Filipina engineer heads NASA’s Engineering department

Filipinos are making a spotlight in international arena not only in terms of presence but most importantly in their amazing talents and skills in various fields. Engineer Josephine Santiago-Bond, who works as a department head in National Aeronautics and Space Administration (NASA), is one of them.

Josephine was born in the United States but her parents decided to return to the Philippines when she was only two months old.  She grew up in the Philippines  where she took up Electronics and Communications degree at the University of the Philippines. When she was younger, she didn’t show any interest in astronomy and admitted that she had been through a lot of difficulties in her Math subjects.

She described her Math subjects as ‘exponentially difficult’ and she had study hard to pass some of the exceptionally difficult courses. She was very persistent and was determined to finish her studies.

Being in a family of scientists, Josephine eventually attended Philippine Science High School where she focused on studying mathematics and science subjects.
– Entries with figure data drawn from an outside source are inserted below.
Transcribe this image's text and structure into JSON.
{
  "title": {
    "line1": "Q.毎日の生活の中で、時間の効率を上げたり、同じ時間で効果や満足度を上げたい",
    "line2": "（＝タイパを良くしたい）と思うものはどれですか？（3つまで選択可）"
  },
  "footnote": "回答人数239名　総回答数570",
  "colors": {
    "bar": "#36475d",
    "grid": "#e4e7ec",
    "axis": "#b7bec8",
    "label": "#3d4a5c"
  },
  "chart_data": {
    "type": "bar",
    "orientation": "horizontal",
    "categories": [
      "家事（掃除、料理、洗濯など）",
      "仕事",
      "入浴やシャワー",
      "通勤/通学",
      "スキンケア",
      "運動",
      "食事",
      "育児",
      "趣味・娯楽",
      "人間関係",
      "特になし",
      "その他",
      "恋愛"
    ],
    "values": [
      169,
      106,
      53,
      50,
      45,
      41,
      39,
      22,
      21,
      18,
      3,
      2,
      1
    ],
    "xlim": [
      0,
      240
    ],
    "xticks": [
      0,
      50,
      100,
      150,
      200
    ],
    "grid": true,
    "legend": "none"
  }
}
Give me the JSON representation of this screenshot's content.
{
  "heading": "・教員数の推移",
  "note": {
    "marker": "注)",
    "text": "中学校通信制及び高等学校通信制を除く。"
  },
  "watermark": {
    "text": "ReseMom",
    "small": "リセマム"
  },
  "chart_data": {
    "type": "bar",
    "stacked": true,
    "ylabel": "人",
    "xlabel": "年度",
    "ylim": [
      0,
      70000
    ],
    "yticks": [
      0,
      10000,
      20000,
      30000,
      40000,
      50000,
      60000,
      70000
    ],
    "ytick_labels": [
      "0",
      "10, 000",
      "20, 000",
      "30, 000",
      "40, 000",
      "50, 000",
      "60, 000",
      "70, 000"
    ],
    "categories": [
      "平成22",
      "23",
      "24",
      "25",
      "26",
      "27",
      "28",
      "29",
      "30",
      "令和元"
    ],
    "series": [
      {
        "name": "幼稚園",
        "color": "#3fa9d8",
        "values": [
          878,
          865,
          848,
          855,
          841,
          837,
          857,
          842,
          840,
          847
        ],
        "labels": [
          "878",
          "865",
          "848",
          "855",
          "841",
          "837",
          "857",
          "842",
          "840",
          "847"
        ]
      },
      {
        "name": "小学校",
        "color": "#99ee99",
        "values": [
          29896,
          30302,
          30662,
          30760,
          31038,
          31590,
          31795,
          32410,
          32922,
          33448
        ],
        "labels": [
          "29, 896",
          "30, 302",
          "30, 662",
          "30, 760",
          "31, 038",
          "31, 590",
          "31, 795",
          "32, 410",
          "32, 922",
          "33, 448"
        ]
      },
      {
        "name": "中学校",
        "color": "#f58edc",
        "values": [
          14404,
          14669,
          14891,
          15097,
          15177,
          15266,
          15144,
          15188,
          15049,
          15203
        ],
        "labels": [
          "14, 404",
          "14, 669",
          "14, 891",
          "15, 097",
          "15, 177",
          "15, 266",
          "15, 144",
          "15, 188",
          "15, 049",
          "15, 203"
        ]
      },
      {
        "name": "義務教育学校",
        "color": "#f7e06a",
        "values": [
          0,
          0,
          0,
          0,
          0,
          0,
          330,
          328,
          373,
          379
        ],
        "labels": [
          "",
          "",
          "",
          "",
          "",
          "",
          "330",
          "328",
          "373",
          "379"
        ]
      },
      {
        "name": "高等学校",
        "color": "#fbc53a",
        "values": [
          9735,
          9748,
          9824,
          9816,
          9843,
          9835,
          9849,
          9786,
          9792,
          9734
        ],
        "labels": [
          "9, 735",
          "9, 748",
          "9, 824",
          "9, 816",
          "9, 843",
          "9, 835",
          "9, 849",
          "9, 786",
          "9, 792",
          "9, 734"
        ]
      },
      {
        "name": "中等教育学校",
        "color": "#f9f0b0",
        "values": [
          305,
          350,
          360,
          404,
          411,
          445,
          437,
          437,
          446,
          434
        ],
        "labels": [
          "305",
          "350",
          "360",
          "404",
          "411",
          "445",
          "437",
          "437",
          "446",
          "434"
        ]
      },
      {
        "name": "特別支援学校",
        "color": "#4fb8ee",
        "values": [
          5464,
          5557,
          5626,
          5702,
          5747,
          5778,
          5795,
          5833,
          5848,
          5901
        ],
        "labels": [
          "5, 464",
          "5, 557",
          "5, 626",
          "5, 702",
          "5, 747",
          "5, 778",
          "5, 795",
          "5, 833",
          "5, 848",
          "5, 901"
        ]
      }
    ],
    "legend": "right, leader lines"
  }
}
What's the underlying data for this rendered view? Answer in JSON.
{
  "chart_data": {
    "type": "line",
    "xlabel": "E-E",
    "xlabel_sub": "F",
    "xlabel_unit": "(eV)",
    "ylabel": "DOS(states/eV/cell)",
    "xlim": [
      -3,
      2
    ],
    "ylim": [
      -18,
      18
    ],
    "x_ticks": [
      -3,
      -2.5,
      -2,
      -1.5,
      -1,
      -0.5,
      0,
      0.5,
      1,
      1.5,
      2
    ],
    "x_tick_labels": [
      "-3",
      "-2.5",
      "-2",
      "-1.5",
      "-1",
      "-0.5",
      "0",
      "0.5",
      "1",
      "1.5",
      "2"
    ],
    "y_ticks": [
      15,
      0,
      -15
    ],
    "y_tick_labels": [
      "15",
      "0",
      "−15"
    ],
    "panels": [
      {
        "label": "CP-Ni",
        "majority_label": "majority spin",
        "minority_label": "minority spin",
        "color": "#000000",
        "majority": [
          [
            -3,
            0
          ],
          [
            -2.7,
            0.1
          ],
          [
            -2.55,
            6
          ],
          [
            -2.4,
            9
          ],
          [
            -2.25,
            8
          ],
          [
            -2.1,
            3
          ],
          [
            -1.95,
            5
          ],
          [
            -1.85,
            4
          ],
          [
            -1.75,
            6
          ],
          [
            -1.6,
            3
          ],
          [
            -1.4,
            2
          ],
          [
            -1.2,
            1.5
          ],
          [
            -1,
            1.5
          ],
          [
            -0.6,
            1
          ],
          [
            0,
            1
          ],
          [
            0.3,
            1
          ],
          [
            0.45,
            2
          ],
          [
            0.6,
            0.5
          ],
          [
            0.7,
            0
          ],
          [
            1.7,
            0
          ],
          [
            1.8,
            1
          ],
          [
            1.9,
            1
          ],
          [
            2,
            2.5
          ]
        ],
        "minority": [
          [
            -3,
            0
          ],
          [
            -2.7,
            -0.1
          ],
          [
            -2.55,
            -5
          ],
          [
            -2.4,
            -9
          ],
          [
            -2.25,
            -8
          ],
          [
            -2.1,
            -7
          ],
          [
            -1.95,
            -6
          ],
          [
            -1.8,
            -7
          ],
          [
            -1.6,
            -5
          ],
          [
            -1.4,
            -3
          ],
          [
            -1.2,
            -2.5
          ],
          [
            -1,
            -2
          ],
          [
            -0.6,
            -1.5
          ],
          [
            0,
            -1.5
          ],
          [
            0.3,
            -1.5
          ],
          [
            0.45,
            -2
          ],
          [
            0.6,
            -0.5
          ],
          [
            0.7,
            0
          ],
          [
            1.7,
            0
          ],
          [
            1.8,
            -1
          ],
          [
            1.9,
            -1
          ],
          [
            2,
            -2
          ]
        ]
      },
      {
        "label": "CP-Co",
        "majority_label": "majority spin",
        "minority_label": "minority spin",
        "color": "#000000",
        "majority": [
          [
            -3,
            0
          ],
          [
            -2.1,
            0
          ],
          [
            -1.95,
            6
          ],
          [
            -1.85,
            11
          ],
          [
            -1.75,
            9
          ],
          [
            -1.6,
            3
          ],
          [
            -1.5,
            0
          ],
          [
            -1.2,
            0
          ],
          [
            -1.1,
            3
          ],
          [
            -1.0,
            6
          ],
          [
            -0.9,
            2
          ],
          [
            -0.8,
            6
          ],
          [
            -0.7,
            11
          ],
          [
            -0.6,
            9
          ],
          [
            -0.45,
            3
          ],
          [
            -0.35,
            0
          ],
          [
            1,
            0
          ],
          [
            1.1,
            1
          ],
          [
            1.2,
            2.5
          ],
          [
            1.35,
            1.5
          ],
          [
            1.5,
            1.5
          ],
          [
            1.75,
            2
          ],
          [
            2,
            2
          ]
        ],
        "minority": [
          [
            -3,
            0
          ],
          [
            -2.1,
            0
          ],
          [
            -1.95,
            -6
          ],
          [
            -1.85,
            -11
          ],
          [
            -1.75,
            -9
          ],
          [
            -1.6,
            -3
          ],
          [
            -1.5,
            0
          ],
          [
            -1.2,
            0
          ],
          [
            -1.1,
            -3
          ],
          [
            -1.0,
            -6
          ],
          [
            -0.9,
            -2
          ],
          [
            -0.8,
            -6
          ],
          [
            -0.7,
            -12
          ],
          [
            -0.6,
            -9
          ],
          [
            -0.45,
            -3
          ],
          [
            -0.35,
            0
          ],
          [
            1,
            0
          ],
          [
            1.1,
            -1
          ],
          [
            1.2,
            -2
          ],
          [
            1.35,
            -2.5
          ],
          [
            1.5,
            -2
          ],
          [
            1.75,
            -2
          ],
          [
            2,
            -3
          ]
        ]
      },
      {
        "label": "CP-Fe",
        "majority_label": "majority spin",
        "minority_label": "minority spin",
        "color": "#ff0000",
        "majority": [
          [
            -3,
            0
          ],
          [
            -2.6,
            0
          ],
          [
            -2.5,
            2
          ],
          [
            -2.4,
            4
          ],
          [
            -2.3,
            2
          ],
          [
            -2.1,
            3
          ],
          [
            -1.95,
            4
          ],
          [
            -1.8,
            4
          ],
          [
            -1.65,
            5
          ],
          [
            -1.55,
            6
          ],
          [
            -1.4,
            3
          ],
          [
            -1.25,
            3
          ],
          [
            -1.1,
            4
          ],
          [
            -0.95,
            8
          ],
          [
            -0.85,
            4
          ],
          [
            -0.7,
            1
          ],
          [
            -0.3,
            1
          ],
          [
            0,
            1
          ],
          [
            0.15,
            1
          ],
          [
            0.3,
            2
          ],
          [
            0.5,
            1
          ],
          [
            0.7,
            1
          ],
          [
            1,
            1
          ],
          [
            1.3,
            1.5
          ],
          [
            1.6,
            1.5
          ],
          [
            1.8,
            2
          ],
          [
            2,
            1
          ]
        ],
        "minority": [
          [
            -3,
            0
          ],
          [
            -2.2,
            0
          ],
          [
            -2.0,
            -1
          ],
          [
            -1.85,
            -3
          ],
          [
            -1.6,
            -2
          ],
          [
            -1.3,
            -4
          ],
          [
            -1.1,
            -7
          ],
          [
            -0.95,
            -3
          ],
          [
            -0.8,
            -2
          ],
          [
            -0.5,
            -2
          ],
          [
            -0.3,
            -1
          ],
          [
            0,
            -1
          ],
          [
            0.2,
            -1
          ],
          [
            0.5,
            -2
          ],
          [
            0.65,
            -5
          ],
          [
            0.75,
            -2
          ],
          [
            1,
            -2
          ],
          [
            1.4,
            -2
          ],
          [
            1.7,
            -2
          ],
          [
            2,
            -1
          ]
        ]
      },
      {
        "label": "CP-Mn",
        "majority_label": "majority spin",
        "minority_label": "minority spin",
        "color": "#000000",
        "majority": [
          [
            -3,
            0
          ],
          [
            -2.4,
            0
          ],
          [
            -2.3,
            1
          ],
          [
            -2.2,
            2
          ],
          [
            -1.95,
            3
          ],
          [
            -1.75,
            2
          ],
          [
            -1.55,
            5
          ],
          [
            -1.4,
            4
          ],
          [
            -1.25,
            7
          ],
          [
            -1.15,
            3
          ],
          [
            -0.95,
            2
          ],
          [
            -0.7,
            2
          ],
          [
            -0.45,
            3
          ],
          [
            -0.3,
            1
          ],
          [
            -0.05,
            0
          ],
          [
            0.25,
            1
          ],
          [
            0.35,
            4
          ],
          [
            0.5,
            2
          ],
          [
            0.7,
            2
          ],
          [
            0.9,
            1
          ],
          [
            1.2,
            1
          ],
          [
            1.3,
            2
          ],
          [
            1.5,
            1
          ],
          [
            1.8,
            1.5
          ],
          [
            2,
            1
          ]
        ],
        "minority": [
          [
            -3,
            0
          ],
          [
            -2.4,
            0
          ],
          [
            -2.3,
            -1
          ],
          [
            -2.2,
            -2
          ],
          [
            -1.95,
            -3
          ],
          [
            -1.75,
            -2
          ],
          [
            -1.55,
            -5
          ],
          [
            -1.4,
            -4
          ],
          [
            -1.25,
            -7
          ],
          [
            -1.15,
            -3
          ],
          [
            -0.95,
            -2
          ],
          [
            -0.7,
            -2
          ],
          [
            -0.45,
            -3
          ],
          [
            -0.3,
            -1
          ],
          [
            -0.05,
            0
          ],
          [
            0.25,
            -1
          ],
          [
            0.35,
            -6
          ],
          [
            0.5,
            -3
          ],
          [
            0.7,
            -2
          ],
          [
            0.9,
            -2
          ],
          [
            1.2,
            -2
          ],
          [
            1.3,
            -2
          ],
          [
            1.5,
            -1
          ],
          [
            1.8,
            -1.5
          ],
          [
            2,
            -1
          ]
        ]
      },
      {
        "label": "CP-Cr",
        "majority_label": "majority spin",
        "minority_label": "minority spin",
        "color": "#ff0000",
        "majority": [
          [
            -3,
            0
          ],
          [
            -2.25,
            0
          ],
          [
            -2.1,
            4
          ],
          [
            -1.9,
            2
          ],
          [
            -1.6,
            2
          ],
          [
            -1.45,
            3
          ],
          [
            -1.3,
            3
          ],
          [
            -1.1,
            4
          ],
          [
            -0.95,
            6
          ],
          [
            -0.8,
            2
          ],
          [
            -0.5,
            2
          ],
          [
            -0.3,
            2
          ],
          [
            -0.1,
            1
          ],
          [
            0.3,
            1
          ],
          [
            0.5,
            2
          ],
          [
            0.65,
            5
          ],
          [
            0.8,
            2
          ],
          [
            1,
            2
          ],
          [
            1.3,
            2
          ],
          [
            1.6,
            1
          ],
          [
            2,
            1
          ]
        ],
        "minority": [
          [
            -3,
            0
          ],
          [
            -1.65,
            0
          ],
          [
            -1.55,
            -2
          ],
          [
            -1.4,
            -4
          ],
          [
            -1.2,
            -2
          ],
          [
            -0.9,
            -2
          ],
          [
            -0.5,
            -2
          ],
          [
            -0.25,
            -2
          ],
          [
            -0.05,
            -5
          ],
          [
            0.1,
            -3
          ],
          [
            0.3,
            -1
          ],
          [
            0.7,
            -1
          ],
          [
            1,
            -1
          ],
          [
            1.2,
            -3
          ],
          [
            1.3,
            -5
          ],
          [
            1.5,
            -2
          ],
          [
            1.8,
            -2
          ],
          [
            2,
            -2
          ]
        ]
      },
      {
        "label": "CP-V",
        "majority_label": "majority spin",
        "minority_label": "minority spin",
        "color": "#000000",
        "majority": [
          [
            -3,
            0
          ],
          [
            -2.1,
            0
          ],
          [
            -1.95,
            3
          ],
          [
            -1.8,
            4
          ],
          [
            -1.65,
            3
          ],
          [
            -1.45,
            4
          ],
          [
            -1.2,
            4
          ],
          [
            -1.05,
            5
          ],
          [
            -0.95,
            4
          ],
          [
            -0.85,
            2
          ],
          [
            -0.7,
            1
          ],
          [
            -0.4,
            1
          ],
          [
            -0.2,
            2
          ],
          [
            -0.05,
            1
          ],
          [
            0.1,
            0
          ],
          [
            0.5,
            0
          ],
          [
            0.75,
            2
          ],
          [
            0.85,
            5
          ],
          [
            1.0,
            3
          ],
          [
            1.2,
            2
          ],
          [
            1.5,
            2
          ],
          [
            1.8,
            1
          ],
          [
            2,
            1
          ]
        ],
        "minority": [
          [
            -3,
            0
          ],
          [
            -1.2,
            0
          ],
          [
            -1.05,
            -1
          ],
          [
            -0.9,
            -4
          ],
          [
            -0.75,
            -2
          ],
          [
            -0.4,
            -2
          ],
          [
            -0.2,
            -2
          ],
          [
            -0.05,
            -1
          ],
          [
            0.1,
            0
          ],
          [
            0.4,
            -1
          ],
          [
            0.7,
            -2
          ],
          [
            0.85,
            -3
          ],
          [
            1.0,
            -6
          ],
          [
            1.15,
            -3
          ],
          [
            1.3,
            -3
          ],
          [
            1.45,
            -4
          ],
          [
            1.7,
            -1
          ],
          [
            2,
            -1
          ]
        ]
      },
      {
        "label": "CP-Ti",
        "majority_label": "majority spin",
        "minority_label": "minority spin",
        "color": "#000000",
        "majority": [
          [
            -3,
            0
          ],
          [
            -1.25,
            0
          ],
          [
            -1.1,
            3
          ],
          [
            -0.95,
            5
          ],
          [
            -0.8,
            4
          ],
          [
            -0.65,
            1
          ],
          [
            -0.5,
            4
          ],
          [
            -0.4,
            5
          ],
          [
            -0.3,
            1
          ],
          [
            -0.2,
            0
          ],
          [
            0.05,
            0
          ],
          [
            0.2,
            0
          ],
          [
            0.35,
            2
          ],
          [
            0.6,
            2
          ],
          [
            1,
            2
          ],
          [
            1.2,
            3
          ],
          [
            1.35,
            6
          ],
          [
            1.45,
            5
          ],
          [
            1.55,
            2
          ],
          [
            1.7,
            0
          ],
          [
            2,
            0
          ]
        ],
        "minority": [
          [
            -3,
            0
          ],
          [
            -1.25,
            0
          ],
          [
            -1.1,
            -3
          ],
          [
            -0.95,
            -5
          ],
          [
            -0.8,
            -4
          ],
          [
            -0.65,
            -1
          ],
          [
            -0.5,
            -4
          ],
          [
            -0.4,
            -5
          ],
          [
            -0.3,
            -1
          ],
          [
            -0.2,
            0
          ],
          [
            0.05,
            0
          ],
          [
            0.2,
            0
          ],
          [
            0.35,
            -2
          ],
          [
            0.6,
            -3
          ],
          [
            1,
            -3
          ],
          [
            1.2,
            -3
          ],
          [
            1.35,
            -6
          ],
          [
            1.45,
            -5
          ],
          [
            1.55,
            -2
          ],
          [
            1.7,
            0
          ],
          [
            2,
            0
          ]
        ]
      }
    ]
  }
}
Her decision to take up Electronics and Communications degree at the University of the Philippines was influenced by an old schoolmate who introduced to her that idea.

She stressed, “I had to crawl my way through some of the courses, but I wasn’t going to give up because of a few bad grades.”

After graduating from college, she moved back to the US and took a master’s degree in Electrical Engineering at South Dakota State University.  In 2003, she was accepted for internship at the John F. Kennedy Space Center (KSC) in Florida.

NASA saw her dedication and prowess and she was offered a full time job. Her first job was a systems engineer in charge of the technical problems of space missions and worked on a lunar mission in 2017.  She graduated from her master’s degree in 2005.

Presently, Engineer Josephine heads the agency’s Advanced Engineering Development Branch. Her job  deals with research and technology development projects.  She is also responsible in  choosing brilliant people to work for the NASA.

“I am leading very diverse groups of people to bring their whole selves to work while executing NASA’s mission, which ultimately benefits mankind,” she said.